Major League Baseball’s priority in the coming decades should be to balance improving gameplay while maintaining the traditions and charm of the sport. The ABS challenge system, a technology that has been diligently developed and tested, achieves that first objective of improving gameplay, while limiting its exposure and impact to a few, high-impact moments that won’t bog down or tarnish what baseball fans love about the sport.
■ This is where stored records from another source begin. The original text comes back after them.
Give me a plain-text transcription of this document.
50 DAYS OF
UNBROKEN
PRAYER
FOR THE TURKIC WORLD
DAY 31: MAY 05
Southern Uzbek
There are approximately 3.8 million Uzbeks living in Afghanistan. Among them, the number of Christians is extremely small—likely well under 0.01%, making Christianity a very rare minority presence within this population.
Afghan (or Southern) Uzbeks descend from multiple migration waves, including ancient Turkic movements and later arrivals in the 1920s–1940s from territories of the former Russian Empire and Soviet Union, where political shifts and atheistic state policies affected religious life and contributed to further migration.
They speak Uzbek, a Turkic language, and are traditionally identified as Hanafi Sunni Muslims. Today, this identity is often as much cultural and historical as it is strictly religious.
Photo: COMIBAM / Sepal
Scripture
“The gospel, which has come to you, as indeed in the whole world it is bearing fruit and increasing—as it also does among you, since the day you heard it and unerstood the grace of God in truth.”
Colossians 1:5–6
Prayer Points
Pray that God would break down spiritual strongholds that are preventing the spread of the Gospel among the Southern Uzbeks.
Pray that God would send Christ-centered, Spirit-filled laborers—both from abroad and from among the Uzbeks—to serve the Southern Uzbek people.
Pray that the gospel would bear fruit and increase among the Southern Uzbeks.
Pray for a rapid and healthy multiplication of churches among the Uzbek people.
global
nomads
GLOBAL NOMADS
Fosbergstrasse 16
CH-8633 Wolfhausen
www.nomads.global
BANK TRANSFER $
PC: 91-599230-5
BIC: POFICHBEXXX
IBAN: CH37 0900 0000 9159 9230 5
A rollout could take place over a couple of seasons, such as starting with the regular season before a postseason expansion, but 2026 would be an excellent start date to employ the ABS challenge system in some capacity. 

Few changes to a sport receive universal support, but this innovation can make all sides happy — players, managers, spectators, MLB executives and umpires — and can make baseball a better product. 

Well, maybe not every side. Without the typical target of an umpire, I can already picture fans and players on the wrong side of a challenge wanting to exchange some unkind, ejection-worthy words with the computer system itself and search for the plug.